Written by Peter CarterOctober 20, 2020
A financial planner has lost his appeal against an order that he pay compensation to a motor accident victim for failing to warn her against over-spending her injury compensation funds.
Michelle Bankier was awarded almost $2 mil in 2002 from the spinal injuries she sustained as a 16-yr-old in a 1997 car accident in which her mother was driving.
She consulted Anthony Avery of Avery Financial Planning to provide financial advice concerning the $1.13 mil that was available for investment.
By June 2007 her portfolio had grown to $1.308 mil. By the end of 2008 – as a result of unsuitable investments and imprudent spending – just $700k was left.
Most imprudent was a long-term money drain in the form of an international surfing photography fantasy which turned out a complete failure.
Avery advised her in October 2008 to close the business and abandon the premises she had leased even if she couldn’t find anyone to take over the lease.
But it was what he had failed to tell her before then that sparked the lawsuit against him after Michelle terminated his services in June 2010.
The Statement of Financial Advice prepared back in 2002 recorded “lifestyle goals” of “large gifts to her mother and brother” and “adequate tax-effective income to meet current and projected living expenses” estimated at $54k/yr indexed to inflation.
That and the career as a self-employed freelancer surfing photographer.
Justice Glen Martin concluded in May 2019 that Avery’s advice was “too low key” for this particular naïve client and that his absence of warning against – what to others might be obvious – extravagant travel to international surfing events, made him liable for her “loss”.
When the matter came before the Court of Appeal in November 2019, Avery emphasised again that the dissipation of her funds arose from Michelle’s own imprudence.

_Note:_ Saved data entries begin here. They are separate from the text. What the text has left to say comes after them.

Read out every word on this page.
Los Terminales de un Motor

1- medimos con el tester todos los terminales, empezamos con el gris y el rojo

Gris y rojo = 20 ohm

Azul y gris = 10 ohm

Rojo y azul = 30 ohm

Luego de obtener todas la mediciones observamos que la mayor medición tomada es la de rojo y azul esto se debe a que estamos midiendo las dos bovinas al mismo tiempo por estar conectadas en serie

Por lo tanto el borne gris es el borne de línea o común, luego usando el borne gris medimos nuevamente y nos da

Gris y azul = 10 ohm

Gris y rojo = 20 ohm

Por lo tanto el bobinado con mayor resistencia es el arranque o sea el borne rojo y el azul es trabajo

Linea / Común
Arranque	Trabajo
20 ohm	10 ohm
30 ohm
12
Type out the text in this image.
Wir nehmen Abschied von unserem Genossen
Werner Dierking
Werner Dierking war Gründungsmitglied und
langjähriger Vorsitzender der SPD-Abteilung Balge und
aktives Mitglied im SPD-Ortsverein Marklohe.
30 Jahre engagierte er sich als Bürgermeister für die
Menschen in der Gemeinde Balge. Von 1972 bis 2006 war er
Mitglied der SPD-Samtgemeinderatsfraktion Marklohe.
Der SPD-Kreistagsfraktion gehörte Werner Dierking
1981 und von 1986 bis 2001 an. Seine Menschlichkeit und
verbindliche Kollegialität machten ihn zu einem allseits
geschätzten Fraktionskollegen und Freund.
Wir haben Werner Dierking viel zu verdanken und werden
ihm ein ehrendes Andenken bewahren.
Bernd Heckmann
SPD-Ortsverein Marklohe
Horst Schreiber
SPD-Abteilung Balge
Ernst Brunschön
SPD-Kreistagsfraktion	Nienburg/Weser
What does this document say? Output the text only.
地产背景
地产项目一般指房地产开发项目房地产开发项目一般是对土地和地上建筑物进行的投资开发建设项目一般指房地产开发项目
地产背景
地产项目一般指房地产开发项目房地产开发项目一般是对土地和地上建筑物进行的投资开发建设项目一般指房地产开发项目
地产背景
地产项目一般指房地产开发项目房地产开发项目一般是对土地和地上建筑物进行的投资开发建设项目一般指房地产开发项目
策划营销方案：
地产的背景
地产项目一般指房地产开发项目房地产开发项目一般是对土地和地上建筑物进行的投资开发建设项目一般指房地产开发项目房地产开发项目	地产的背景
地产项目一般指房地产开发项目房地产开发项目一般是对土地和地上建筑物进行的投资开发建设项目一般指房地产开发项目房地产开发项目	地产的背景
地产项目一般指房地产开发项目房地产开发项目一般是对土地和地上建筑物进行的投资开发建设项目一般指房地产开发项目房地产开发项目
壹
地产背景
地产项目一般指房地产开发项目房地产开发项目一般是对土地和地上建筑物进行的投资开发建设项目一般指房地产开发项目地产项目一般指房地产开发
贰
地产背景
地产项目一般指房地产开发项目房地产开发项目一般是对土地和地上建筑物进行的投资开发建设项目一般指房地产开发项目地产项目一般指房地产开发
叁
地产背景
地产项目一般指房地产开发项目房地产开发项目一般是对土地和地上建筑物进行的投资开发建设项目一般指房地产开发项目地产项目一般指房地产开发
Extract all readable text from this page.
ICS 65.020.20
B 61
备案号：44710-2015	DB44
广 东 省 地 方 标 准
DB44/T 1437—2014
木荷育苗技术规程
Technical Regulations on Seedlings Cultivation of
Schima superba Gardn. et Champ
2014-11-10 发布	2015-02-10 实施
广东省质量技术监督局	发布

Justice Walter Sofronoff in delivering the lead judgement with which Justices Philip Morrison and Anthe Philippedes concurred, agreed that the planner’s advice had been inadequate and that he ought to have warned her against high spending, generous gifts and improvident investments.
“She wrongly believed that she had enough money to afford these expenditures,” he wrote in his 35-page judgement and it was Avery’s duty to temper her optimism which he failed to do.
The planner had also raised a defence under Civil Liability Act s15 contending that it did not owe a duty to warn about an “obvious risk” ie a risk that would have been obvious to a reasonable person in her position.
Although she must be taken to have known that the depletion of her capital would reduce or even eliminate her capacity to fund future needs, “what she did not understand was that her ongoing expenditure would have the same effect”.
Or put another way, she “lacked the experience and knowledge to understand the potential consequences of her actions”.
“It should be obvious that a professional adviser must approach an inexperienced client in a different way from a sophisticated client,” the appeal court President observed. “If a client lacks the necessary experience …. the scope of the duty to advise will be wider and indeed may be much wider”.
Justice Sofronoff also considered the planner’s calculation of Michelle’s prospective annual income at $58k to be “financial alchemy”. He noted that after fees her net income – using the planner’s own calculations – was only $34k and for other years about $45k.
Avery was successful in gaining a $36k reduction in the “gross-up” included in Justice Martin’s award. He had contended that no gross up – a component added to an award so that after payment of tax, the claimant is left with the desired sum net of tax. Justice Martin had allowed for both the tax the damages and the tax that would be attracted by the gross up sum itself. The second gross-up – $36k – was disallowed, leaving Michelle with $1.103 mil as her ultimate outcome.